Isaac marah, matanya memerah nanar. Bukan marah dengan Bella yang melarangnya masuk atupun Lily yang mengacuhkannya, tapi marah pada dirinya sendiri. Isaac tak bisa memungkiri perasaannya yang teraduk-aduk, berbagai macam rasa muncul mengisi hatinya. Tak hanya rasa marah dan benci terhadap dirinya sendiri, Isaac juga ketakutan, takut kalau Lily akan membencinya. Isaac takut, Lily akan megusirnya pergi, menuntutnya, atau bahkan memenjarakannya. Tapi satu hal yang paling Isaac takutkan, Isaac benar-benar takut akan kehilangan Lily dari hidupnya.

"Jangan menghindar, Lily. Aku jelaskan semuanya, jangan menghindar! Aku jelaskan semuanya. Kumohon!!" Isaac mencengkram baju di depan dadanya, semua rasa mulai berubah menjadi kesesakkan yang menghimpit hati.

"Isaac!!!" Bentak Bella.

"Aku mencintaimu, Lily!! Sungguh!! Kumohon jangan menghindari takdir kita. Semakin kau menghindar hanya akan membuat hatimu terasa semakin sakit. Aku tahu Lily, karena aku pun merasakannya." Isaac menatap lamat gadis buta itu, Lily menelan ludahnya berat. Separuh hatinya menderita karena rasa cintanya yang besar. Separuh lagi ketakutan.

"Bukankah aku telah berjanji padamu akan membuatmu sembuh, aku pasti menepatinya, Lily. Jadi aku mohon jangan tolak aku." Isaac memohon. Lily tetap tidak bergeming, masih mencoba menata hati yang sama gundahnya dengan hati Isaac.

Lily masih belum bisa percaya kalau Isaaclah pria brengsek itu. Bagaimana pun Isaac telah memberi warna pada hidupnya selama setengah tahun perkenalan mereka. Setengah tahun yang manis, setengah tahun yang hangat, setengah tahun yang mendebarkan, setengah tahun yang penuh dengan gejolak asmara. 

"Lily," lirih Isaac.

"Isaac, kembalilah besok. Aku akan membujuk Lily." Bella mendorong lagi tubuh Isaac. "Para warga sudah mulai berkumpul, Isaac. Ini tidak baik!" Bella berusaha mencegah warga ikut campur.

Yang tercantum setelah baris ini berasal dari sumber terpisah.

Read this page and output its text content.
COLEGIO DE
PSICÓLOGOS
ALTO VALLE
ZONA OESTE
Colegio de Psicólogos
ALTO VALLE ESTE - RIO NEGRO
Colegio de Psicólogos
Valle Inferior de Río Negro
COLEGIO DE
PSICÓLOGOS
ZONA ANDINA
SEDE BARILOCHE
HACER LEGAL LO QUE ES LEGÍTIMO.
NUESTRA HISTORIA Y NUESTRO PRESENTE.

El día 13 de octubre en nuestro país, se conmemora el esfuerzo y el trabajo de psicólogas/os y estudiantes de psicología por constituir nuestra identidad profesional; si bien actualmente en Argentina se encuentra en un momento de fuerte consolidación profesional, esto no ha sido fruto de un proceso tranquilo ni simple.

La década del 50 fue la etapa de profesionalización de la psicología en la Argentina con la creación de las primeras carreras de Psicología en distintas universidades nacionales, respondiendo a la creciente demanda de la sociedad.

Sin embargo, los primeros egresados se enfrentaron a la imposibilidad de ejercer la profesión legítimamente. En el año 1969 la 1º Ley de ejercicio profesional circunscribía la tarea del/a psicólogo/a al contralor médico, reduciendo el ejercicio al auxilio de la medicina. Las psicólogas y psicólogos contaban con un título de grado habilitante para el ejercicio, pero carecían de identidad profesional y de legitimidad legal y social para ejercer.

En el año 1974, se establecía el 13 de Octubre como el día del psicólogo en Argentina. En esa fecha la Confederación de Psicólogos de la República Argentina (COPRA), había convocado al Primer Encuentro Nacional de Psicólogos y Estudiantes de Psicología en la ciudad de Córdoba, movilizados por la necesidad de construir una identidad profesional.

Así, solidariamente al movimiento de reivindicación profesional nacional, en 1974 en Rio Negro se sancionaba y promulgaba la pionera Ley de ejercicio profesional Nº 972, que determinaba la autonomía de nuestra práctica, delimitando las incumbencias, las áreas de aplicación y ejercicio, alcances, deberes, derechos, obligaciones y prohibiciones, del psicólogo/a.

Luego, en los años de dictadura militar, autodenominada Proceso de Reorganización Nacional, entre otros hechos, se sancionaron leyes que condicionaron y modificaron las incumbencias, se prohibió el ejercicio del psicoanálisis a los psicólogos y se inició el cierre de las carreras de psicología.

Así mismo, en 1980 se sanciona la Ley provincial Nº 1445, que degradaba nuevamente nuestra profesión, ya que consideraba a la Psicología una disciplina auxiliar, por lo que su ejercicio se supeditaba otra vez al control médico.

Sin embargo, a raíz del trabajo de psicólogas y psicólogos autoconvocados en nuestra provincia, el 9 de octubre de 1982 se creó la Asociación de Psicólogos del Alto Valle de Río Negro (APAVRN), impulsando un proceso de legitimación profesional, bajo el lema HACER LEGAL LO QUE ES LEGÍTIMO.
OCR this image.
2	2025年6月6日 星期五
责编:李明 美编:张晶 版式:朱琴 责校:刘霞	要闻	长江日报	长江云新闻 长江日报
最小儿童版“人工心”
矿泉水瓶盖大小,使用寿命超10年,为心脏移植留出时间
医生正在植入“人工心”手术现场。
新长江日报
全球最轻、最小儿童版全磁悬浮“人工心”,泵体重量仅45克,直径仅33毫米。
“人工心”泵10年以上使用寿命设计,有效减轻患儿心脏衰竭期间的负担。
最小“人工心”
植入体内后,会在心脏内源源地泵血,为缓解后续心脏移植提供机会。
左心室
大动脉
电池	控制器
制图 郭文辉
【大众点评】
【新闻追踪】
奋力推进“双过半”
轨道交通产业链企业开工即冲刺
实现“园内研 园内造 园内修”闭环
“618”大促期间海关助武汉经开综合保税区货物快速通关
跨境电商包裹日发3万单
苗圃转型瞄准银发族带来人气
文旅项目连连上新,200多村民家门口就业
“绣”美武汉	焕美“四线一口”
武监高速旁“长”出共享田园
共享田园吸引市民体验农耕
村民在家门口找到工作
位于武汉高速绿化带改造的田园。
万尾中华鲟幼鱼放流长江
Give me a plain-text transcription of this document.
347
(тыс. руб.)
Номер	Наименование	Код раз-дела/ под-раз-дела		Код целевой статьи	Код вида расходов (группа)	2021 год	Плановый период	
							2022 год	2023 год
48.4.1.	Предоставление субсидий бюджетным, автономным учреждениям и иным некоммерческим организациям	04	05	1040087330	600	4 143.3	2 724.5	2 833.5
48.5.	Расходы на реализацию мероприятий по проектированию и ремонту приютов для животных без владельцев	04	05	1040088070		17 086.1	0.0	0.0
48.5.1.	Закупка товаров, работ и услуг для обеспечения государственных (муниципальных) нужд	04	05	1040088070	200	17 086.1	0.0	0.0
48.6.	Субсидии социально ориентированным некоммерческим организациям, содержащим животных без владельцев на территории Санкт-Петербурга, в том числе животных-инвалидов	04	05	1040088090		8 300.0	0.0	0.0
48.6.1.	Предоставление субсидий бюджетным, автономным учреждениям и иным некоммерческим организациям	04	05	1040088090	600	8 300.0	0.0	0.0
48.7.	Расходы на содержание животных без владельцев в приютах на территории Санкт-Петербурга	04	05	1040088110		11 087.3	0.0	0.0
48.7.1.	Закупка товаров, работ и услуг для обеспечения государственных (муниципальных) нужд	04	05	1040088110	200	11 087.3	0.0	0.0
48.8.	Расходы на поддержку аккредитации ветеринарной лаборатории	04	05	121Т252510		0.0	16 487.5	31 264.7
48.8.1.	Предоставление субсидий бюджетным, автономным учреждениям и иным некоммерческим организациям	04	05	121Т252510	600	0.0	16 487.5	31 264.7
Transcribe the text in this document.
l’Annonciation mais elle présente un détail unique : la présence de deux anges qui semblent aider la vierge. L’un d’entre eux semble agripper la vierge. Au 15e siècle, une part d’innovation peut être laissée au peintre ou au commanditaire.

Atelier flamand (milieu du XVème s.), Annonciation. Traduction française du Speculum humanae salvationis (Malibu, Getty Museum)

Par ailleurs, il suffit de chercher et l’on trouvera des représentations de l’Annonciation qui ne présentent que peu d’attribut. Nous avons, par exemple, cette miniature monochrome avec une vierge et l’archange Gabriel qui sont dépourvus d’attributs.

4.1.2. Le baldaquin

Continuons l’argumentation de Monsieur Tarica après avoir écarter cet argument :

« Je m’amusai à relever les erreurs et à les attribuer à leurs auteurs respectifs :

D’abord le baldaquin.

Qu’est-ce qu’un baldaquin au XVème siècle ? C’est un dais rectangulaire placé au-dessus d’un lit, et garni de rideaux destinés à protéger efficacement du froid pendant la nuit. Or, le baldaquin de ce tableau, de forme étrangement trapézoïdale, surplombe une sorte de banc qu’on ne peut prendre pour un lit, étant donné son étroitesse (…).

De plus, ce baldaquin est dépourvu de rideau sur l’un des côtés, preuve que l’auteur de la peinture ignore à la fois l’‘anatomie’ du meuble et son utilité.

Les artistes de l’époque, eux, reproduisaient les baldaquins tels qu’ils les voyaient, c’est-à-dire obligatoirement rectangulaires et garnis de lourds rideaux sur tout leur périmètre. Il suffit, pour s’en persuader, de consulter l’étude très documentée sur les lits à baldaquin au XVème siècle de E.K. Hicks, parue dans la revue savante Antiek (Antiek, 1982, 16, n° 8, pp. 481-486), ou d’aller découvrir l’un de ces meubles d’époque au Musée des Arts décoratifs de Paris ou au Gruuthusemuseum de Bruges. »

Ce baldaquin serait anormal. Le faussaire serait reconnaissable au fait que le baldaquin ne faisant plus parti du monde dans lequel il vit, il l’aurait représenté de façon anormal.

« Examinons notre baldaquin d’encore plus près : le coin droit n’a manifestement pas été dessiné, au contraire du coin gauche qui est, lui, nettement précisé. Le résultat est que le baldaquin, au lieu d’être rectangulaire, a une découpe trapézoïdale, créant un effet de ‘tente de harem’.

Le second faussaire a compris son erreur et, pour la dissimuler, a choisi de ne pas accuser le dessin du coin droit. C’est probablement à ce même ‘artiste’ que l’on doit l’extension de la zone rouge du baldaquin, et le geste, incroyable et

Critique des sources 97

"Baiklah." Tak ada yang bisa Isaac lakukan lagi. Sejauh matanya bergerak, banyak warga yang menatap mereka dengan heran. Isaac tak ingin membuat kegaduhan lagi, cukup sudah masalah yang dibuatnya dengan Frank. Jangan sampai warga juga mengusirnya dari desa.

"Aku akan ke toko bunga besok." Pamit Isaac.

"Berhati-hatilah, Isaac." Bella tersenyum sumbang lantas menutup pintu.

Isaac memutar badan, kembali menaiki sepeda birunya. Satu per satu warga mulai meninggalkan rumah Bella, namun sambil berkasak kusuk. Isaac menganggukkan sedikit kepala, memberi salam santun pada para warga sebagai ganti topi yang terangkat.